Most researchers searching for CJC-1295 in Tār soon discover that local retail options are essentially nonexistent. This matters because CJC-1295 quality varies dramatically across the market — from pharmaceutical-grade 99%+ purity to material with significant impurity issues — and the vendor is the entire quality system. The core quality markers for CJC-1295 are HPLC purity ≥98%, molecular identity established via mass spectrometry, and a bacterial endotoxin panel — all documented in a lot-traced Certificate of Analysis. The sections below cover what Tār researchers need to know about sourcing, verifying, and handling CJC-1295 for legitimate research applications.
How CJC-1295 Works — Mechanisms & Research
The selectivity profile of different GHS compounds is a critical research consideration. GHRP-6 and GHRP-2 produce GH release alongside cortisol and prolactin elevation — a confounding factor in research designs where these hormones are outcome variables. Ipamorelin was specifically developed for greater GH-release selectivity with minimal cortisol and prolactin elevation, making it more suitable for research designs where GH-specific effects need to be isolated. Hexarelin has the strongest GH-releasing potency in the GHRP class but also the most significant cortisol and prolactin effects. For Tār researchers designing GH-axis studies, compound selection based on this selectivity profile should precede protocol finalization.
How to Evaluate CJC-1295 Vendors
Before evaluating any specific vendor, build a clear picture of what a proper COA looks like — so you can tell whether a COA is complete and credible. When reviewing a CJC-1295 COA, verify: the batch number traces to your order, HPLC purity is ≥98%, mass spec identifies the correct molecular weight, and endotoxin levels are at acceptable levels for the intended application. For Tār researchers evaluating vendors with limited track records: a test quantity before committing to research volumes before committing to research quantities is what experienced peptide researchers consistently do. Hold lyophilised CJC-1295 at minus 20 degrees Celsius until ready to use; reconstitute only the amount needed for the near-term protocol and return unused portion to the freezer.
Order CJC-1295 — ships to Tār
COA-verified · International tracking · Research grade
All use of CJC-1295 in Tār or anywhere must be research use only — this compound is not approved for therapeutic human application, and all handling should adhere to research compound handling standards. Lyophilised CJC-1295 should be placed in the freezer at −20°C straight away; do not freeze and thaw reconstituted CJC-1295 multiple times by dividing into single-dose aliquots before freezing. Bacterial endotoxin contamination is the greatest safety hazard specific to research peptides — verify endotoxin testing is documented in your batch COA before any injectable research application. Researchers combining CJC-1295 with other compounds should check the research literature for any reported interactions before running stacked compound experiments.

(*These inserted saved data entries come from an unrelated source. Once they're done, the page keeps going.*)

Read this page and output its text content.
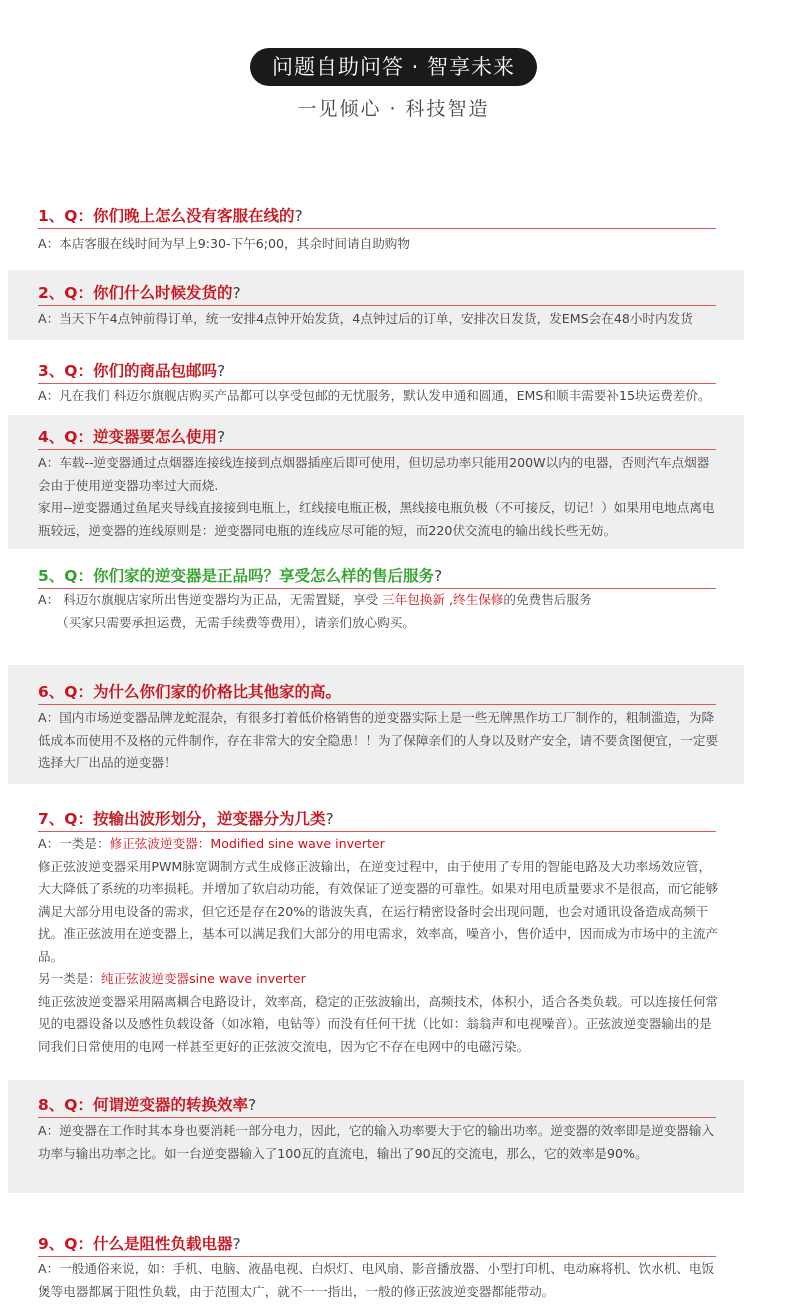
问题自助问答 · 智享未来
一见倾心 · 科技智造
1、Q：你们晚上怎么没有客服在线的?

A：本店客服在线时间为早上9:30-下午6;00，其余时间请自助购物

2、Q：你们什么时候发货的?

A：当天下午4点钟前得订单，统一安排4点钟开始发货，4点钟过后的订单，安排次日发货，发EMS会在48小时内发货

3、Q：你们的商品包邮吗?

A：凡在我们 科迈尔旗舰店购买产品都可以享受包邮的无忧服务，默认发申通和圆通，EMS和顺丰需要补15块运费差价。

4、Q：逆变器要怎么使用?

A：车载--逆变器通过点烟器连接线连接到点烟器插座后即可使用，但切忌功率只能用200W以内的电器，否则汽车点烟器会由于使用逆变器功率过大而烧.

家用--逆变器通过鱼尾夹导线直接接到电瓶上，红线接电瓶正极，黑线接电瓶负极（不可接反，切记！）如果用电地点离电瓶较远，逆变器的连线原则是：逆变器同电瓶的连线应尽可能的短，而220伏交流电的输出线长些无妨。

5、Q：你们家的逆变器是正品吗？享受怎么样的售后服务?

A： 科迈尔旗舰店家所出售逆变器均为正品，无需置疑，享受 三年包换新 ,终生保修的免费售后服务

（买家只需要承担运费，无需手续费等费用），请亲们放心购买。

6、Q：为什么你们家的价格比其他家的高。

A：国内市场逆变器品牌龙蛇混杂，有很多打着低价格销售的逆变器实际上是一些无牌黑作坊工厂制作的，粗制滥造，为降低成本而使用不及格的元件制作，存在非常大的安全隐患！！为了保障亲们的人身以及财产安全，请不要贪图便宜，一定要选择大厂出品的逆变器！

7、Q：按输出波形划分，逆变器分为几类?

A：一类是：修正弦波逆变器：Modified sine wave inverter

修正弦波逆变器采用PWM脉宽调制方式生成修正波输出，在逆变过程中，由于使用了专用的智能电路及大功率场效应管，大大降低了系统的功率损耗。并增加了软启动功能，有效保证了逆变器的可靠性。如果对用电质量要求不是很高，而它能够满足大部分用电设备的需求，但它还是存在20%的谐波失真，在运行精密设备时会出现问题，也会对通讯设备造成高频干扰。准正弦波用在逆变器上，基本可以满足我们大部分的用电需求，效率高，噪音小，售价适中，因而成为市场中的主流产品。

另一类是：纯正弦波逆变器sine wave inverter

纯正弦波逆变器采用隔离耦合电路设计，效率高，稳定的正弦波输出，高频技术，体积小，适合各类负载。可以连接任何常见的电器设备以及感性负载设备（如冰箱，电钻等）而没有任何干扰（比如：翁翁声和电视噪音）。正弦波逆变器输出的是同我们日常使用的电网一样甚至更好的正弦波交流电，因为它不存在电网中的电磁污染。

8、Q：何谓逆变器的转换效率?

A：逆变器在工作时其本身也要消耗一部分电力，因此，它的输入功率要大于它的输出功率。逆变器的效率即是逆变器输入功率与输出功率之比。如一台逆变器输入了100瓦的直流电，输出了90瓦的交流电，那么，它的效率是90%。

9、Q：什么是阻性负载电器?

A：一般通俗来说，如：手机、电脑、液晶电视、白炽灯、电风扇、影音播放器、小型打印机、电动麻将机、饮水机、电饭煲等电器都属于阻性负载，由于范围太广，就不一一指出，一般的修正弦波逆变器都能带动。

Frequently Asked Questions
What purity is required for CJC-1295 research?
CJC-1295 should be ≥98% pure by HPLC. The larger molecular weight of CJC-1295 with DAC (approximately 3647 Da) makes mass spectrometry confirmation particularly important, as impurities may not be obvious on HPLC alone.
What is the difference between CJC-1295 with DAC and without DAC?
CJC-1295 with DAC uses a lysine-maleimide conjugate to bind covalently to albumin in the bloodstream, extending half-life to ~6-8 days and creating sustained GH elevation. CJC-1295 without DAC (also called Mod GRF 1-29) has a half-life of ~30 minutes and produces acute GH pulses. They produce different GH secretion patterns and have different applications in research.
What is CJC-1295?
CJC-1295 is a synthetic GHRH (Growth Hormone Releasing Hormone) analogue. The version with DAC (Drug Affinity Complex) has an extended half-life of approximately 6-8 days due to albumin binding. Without DAC, CJC-1295 has a much shorter half-life similar to native GHRH. Both versions stimulate pulsatile GH release via the GHRH receptor.